La coquetterie tue la gourmandise.

Caroline en a bientôt assez du théâtre, et le diable seul peut savoir la cause de ce dégoût. Excusez Adolphe ! un mari n’est pas le diable.

Un bon tiers des Parisiennes s’ennuie au spectacle, à part quelques escapades, comment aller rire et mordre au fruit d’une indécence, ─ aller respirer le poivre long d’un gros mélodrame, ─ s’extasier à des décorations, etc. Beaucoup d’entre elles ont les oreilles rassasiées de musique, et ne vont aux Italiens que pour les chanteurs, ou, si vous voulez, pour remarquer les différences dans l’exécution. Voici ce qui soutient les théâtres : les femmes y sont un spectacle avant et après la pièce. La vanité seule paye du prix exorbitant de quarante francs trois heures de plaisir contestable, pris en mauvais air et à grands frais, sans compter les rhumes attrapés en sortant. Mais se montrer, se faire voir, recueillir les regards de cinq cents hommes !… quelle franche lippée ! dirait Rabelais.

Pour cette précieuse récolte, engrangée par l’amour-propre, il faut être remarquée. Or, une femme et son mari sont peu regardés. Caroline a le chagrin de voir la salle toujours préoccupée des femmes qui ne sont pas avec leurs maris, des femmes excentriques. Or, le faible loyer qu’elle touche de ses efforts, de ses toilettes et de ses poses, ne compensant guère à ses yeux la fatigue, la dépense et l’ennui, bientôt il en est du spectacle comme de la bonne chère : la bonne cuisine la faisait engraisser, le théâtre la fait jaunir.
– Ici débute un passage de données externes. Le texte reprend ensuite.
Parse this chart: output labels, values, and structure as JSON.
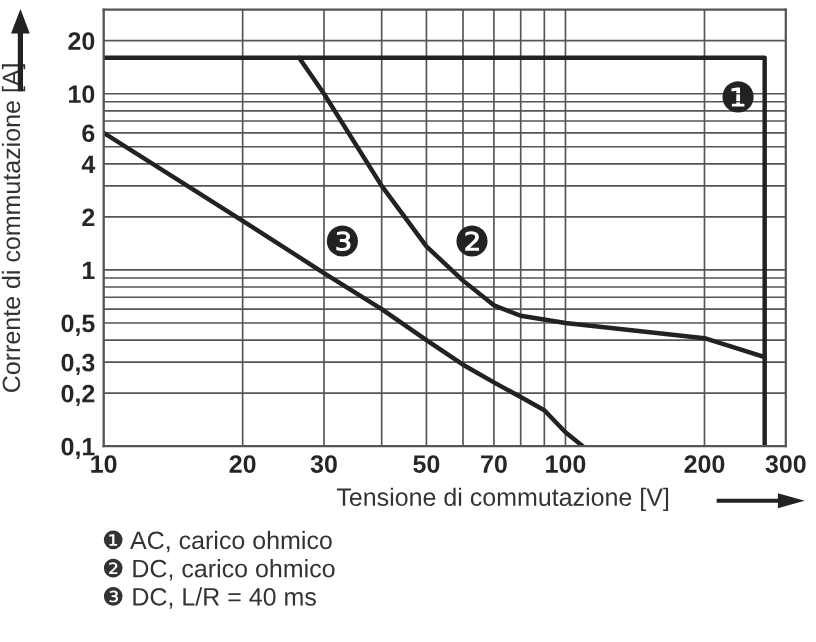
{
  "chart_data": {
    "type": "line",
    "xlabel": "Tensione di commutazione [V]",
    "ylabel": "Corrente di commutazione [A]",
    "log": "xy",
    "xlim": [
      10,
      300
    ],
    "ylim": [
      0.1,
      30
    ],
    "xticks": [
      10,
      20,
      30,
      {
        "value": 40,
        "label": null
      },
      50,
      {
        "value": 60,
        "label": null
      },
      70,
      {
        "value": 80,
        "label": null
      },
      {
        "value": 90,
        "label": null
      },
      100,
      200,
      300
    ],
    "yticks": [
      {
        "value": 0.1,
        "label": "0,1"
      },
      {
        "value": 0.2,
        "label": "0,2"
      },
      {
        "value": 0.3,
        "label": "0,3"
      },
      {
        "value": 0.4,
        "label": null
      },
      {
        "value": 0.5,
        "label": "0,5"
      },
      {
        "value": 0.6,
        "label": null
      },
      {
        "value": 0.7,
        "label": null
      },
      {
        "value": 0.8,
        "label": null
      },
      {
        "value": 0.9,
        "label": null
      },
      1,
      2,
      {
        "value": 3,
        "label": null
      },
      4,
      {
        "value": 5,
        "label": null
      },
      6,
      {
        "value": 7,
        "label": null
      },
      {
        "value": 8,
        "label": null
      },
      {
        "value": 9,
        "label": null
      },
      10,
      20
    ],
    "grid": true,
    "line_style": "solid",
    "marker": "none",
    "series": [
      {
        "name": "❶",
        "color": "#222222",
        "x": [
          10,
          270,
          270
        ],
        "values": [
          16,
          16,
          0.1
        ]
      },
      {
        "name": "❷",
        "color": "#222222",
        "x": [
          26.5,
          30,
          40,
          50,
          60,
          70,
          80,
          100,
          200,
          270
        ],
        "values": [
          16,
          10,
          3.0,
          1.36,
          0.87,
          0.63,
          0.55,
          0.5,
          0.41,
          0.32
        ]
      },
      {
        "name": "❸",
        "color": "#222222",
        "x": [
          10,
          20,
          30,
          40,
          50,
          60,
          70,
          80,
          90,
          100,
          109
        ],
        "values": [
          6,
          1.9,
          0.96,
          0.6,
          0.4,
          0.29,
          0.23,
          0.19,
          0.16,
          0.12,
          0.1
        ]
      }
    ],
    "annotations": [
      "❶ AC, carico ohmico",
      "❷ DC, carico ohmico",
      "❸ DC, L/R = 40 ms"
    ]
  }
}
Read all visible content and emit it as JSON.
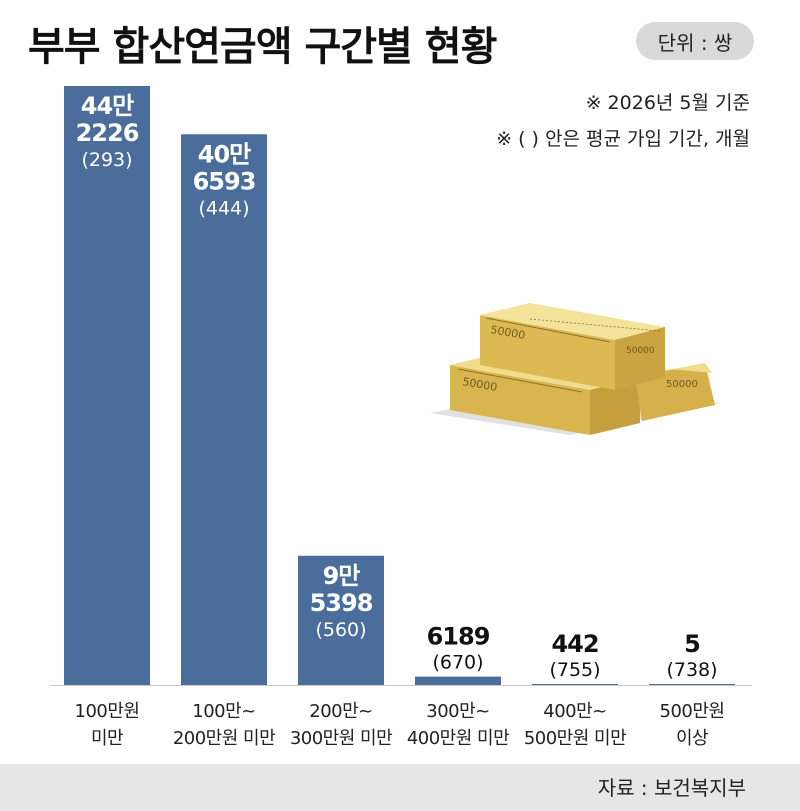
{
  "title": "부부 합산연금액 구간별 현황",
  "unit": "단위 : 쌍",
  "notes": [
    "※ 2026년 5월 기준",
    "※ (  ) 안은 평균 가입 기간, 개월"
  ],
  "source": "자료 : 보건복지부",
  "colors": {
    "bar": "#4a6d9c",
    "footer": "#e6e6e6",
    "gold": "#e2c25e"
  },
  "illustration": {
    "banknote_text": "50000"
  },
  "chart_data": {
    "type": "bar",
    "title": "부부 합산연금액 구간별 현황",
    "categories": [
      [
        "100만원",
        "미만"
      ],
      [
        "100만~",
        "200만원 미만"
      ],
      [
        "200만~",
        "300만원 미만"
      ],
      [
        "300만~",
        "400만원 미만"
      ],
      [
        "400만~",
        "500만원 미만"
      ],
      [
        "500만원",
        "이상"
      ]
    ],
    "values": [
      442226,
      406593,
      95398,
      6189,
      442,
      5
    ],
    "value_labels": [
      [
        "44만",
        "2226"
      ],
      [
        "40만",
        "6593"
      ],
      [
        "9만",
        "5398"
      ],
      [
        "6189"
      ],
      [
        "442"
      ],
      [
        "5"
      ]
    ],
    "sub_labels": [
      "(293)",
      "(444)",
      "(560)",
      "(670)",
      "(755)",
      "(738)"
    ],
    "ylim": [
      0,
      442226
    ],
    "grid": false,
    "legend": "none"
  }
}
Ici Adolphe (ou tout homme à la place d’Adolphe) ressemble à ce paysan du Languedoc qui souffrait horriblement d’un agacin (en français, cor ; mais le mot de la langue d’Oc n’est-il pas plus joli ?). Ce paysan enfonçait son pied de deux pouces dans les cailloux les plus aigus du chemin, en disant à son agacin : ─ Troun de Diou ! de bagasse ! si tu mé fais souffrir, jé té le rends bien.

— En vérité, dit Adolphe profondément désappointé le jour où il reçoit de sa femme un refus motivé, je voudrais bien savoir ce qui peut vous plaire…

Caroline regarde son mari du haut de sa grandeur, et lui dit, après un temps digne d’une actrice : ─ Je ne suis ni une oie de Strasbourg, ni une girafe.

— On peut, en effet, mieux employer quatre mille francs par mois, répond Adolphe.

— Que veux-tu dire ?

— Avec le quart de cette somme, offert à d’estimables forçats, à de jeunes libérés, à d’honnêtes criminels, on devient un personnage, un petit Manteau-Bleu ! reprend Adolphe, et une jeune femme est alors fière de son mari.

Cette phrase est le cercueil de l’amour ! aussi Caroline la prend-elle en très-mauvaise part. Il s’ensuit une explication. Ceci rentre dans les mille facéties du chapitre suivant, dont le titre doit faire sourire les amants aussi bien que les époux. S’il y a des rayons jaunes, pourquoi n’y aurait-il pas des jours de cette couleur excessivement conjugale ?






  1. Mensonge à triple péché mortel (mensonge, orgueil, envie) que se permettent les dévotes, car madame Deschars est une dévote atrabilaire ; elle ne manque pas un office à Saint-Roch depuis qu’elle a quêté avec la reine.